Electromagnetic Sensing with AI-Driven Inverse Modeling: Revolutionizing Subsurface andBiomedical Imaging Applications
DOI:
https://doi.org/10.31838/NJAP/07.02.20Keywords:
Electromagnetic Inverse Problem, Subsurface Imaging, Biomedical Diagnostics, Deep Learning, CNN, Material CharacterizationAbstract
Biomedical imaging, like any imaging below the surface, leans heavily on the use of electromagnetic sensing. This method enables imaging through different materials. Also, there is no biological safety concern because of ionizing radiation. Nonetheless, classical inverse EM modeling is still afflicted by severe ill-posedness, excessive noise vulnerability, and high computational costs, particularly in more diverse and intricate areas. The ill-posedness micromodels that survive in EM imaging space are those that are linked with deep learning enabled feature carving as well as physics-supported EM inversion.

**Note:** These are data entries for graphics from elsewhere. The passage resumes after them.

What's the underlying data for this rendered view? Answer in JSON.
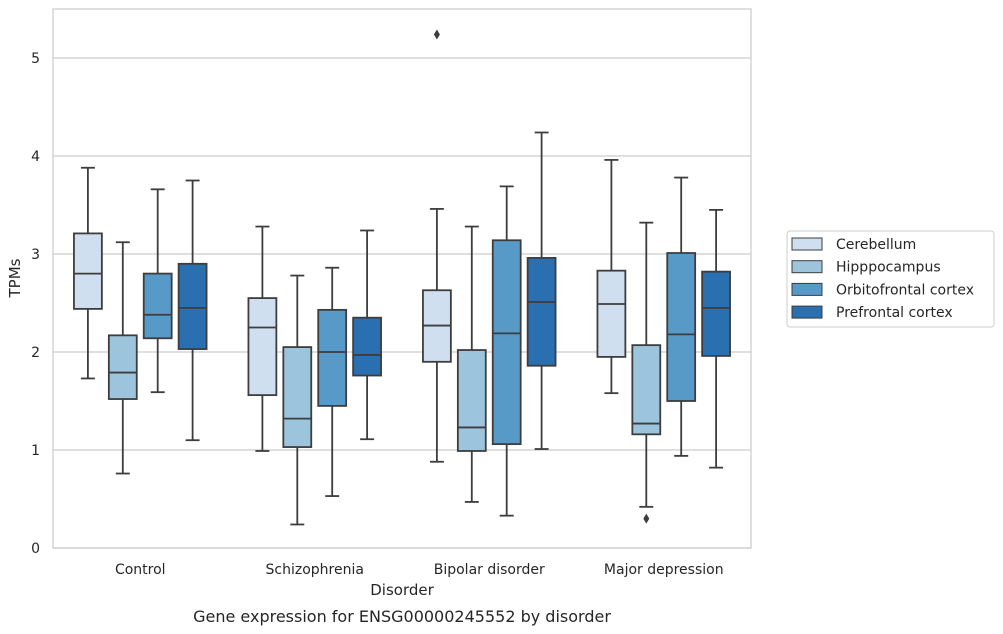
{
  "chart_data": {
    "type": "boxplot",
    "title": "Gene expression for ENSG00000245552 by disorder",
    "xlabel": "Disorder",
    "ylabel": "TPMs",
    "ylim": [
      0,
      5.5
    ],
    "yticks": [
      0,
      1,
      2,
      3,
      4,
      5
    ],
    "grid": true,
    "legend_position": "right",
    "categories": [
      "Control",
      "Schizophrenia",
      "Bipolar disorder",
      "Major depression"
    ],
    "series": [
      {
        "name": "Cerebellum",
        "color": "#cfdff0",
        "boxes": [
          {
            "whislo": 1.73,
            "q1": 2.44,
            "med": 2.8,
            "q3": 3.21,
            "whishi": 3.88,
            "fliers": []
          },
          {
            "whislo": 0.99,
            "q1": 1.56,
            "med": 2.25,
            "q3": 2.55,
            "whishi": 3.28,
            "fliers": []
          },
          {
            "whislo": 0.88,
            "q1": 1.9,
            "med": 2.27,
            "q3": 2.63,
            "whishi": 3.46,
            "fliers": [
              5.24
            ]
          },
          {
            "whislo": 1.58,
            "q1": 1.95,
            "med": 2.49,
            "q3": 2.83,
            "whishi": 3.96,
            "fliers": []
          }
        ]
      },
      {
        "name": "Hipppocampus",
        "color": "#9cc4dd",
        "boxes": [
          {
            "whislo": 0.76,
            "q1": 1.52,
            "med": 1.79,
            "q3": 2.17,
            "whishi": 3.12,
            "fliers": []
          },
          {
            "whislo": 0.24,
            "q1": 1.03,
            "med": 1.32,
            "q3": 2.05,
            "whishi": 2.78,
            "fliers": []
          },
          {
            "whislo": 0.47,
            "q1": 0.99,
            "med": 1.23,
            "q3": 2.02,
            "whishi": 3.28,
            "fliers": []
          },
          {
            "whislo": 0.42,
            "q1": 1.16,
            "med": 1.27,
            "q3": 2.07,
            "whishi": 3.32,
            "fliers": [
              0.3
            ]
          }
        ]
      },
      {
        "name": "Orbitofrontal cortex",
        "color": "#5799c7",
        "boxes": [
          {
            "whislo": 1.59,
            "q1": 2.14,
            "med": 2.38,
            "q3": 2.8,
            "whishi": 3.66,
            "fliers": []
          },
          {
            "whislo": 0.53,
            "q1": 1.45,
            "med": 2.0,
            "q3": 2.43,
            "whishi": 2.86,
            "fliers": []
          },
          {
            "whislo": 0.33,
            "q1": 1.06,
            "med": 2.19,
            "q3": 3.14,
            "whishi": 3.69,
            "fliers": []
          },
          {
            "whislo": 0.94,
            "q1": 1.5,
            "med": 2.18,
            "q3": 3.01,
            "whishi": 3.78,
            "fliers": []
          }
        ]
      },
      {
        "name": "Prefrontal cortex",
        "color": "#2a6fb0",
        "boxes": [
          {
            "whislo": 1.1,
            "q1": 2.03,
            "med": 2.45,
            "q3": 2.9,
            "whishi": 3.75,
            "fliers": []
          },
          {
            "whislo": 1.11,
            "q1": 1.76,
            "med": 1.97,
            "q3": 2.35,
            "whishi": 3.24,
            "fliers": []
          },
          {
            "whislo": 1.01,
            "q1": 1.86,
            "med": 2.51,
            "q3": 2.96,
            "whishi": 4.24,
            "fliers": []
          },
          {
            "whislo": 0.82,
            "q1": 1.96,
            "med": 2.45,
            "q3": 2.82,
            "whishi": 3.45,
            "fliers": []
          }
        ]
      }
    ]
  }
}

The framework core is built with convolutional neural networks (CNNs) on the CST studio suite, HFSS, and other full-wave solvers to which the CNNs were trained on large, accurate parameter sets. The CNNs recover the distribution of spatial permittivity and span the supersonic embedded anomalies. The increase in resistance to interference that traditional iterative solvers suffer from within the EM domain is the main conclusion from the experimental data geometric and phantom reconstructions conducted with the straightforward deep learning models. The entire framework is scalable, interpretable, and easily deployable to solve practical problems such as health monitoring and medical imaging, and also infrastructure, geological, and surgical EM surveying. This is the main contribution of the work in this direction.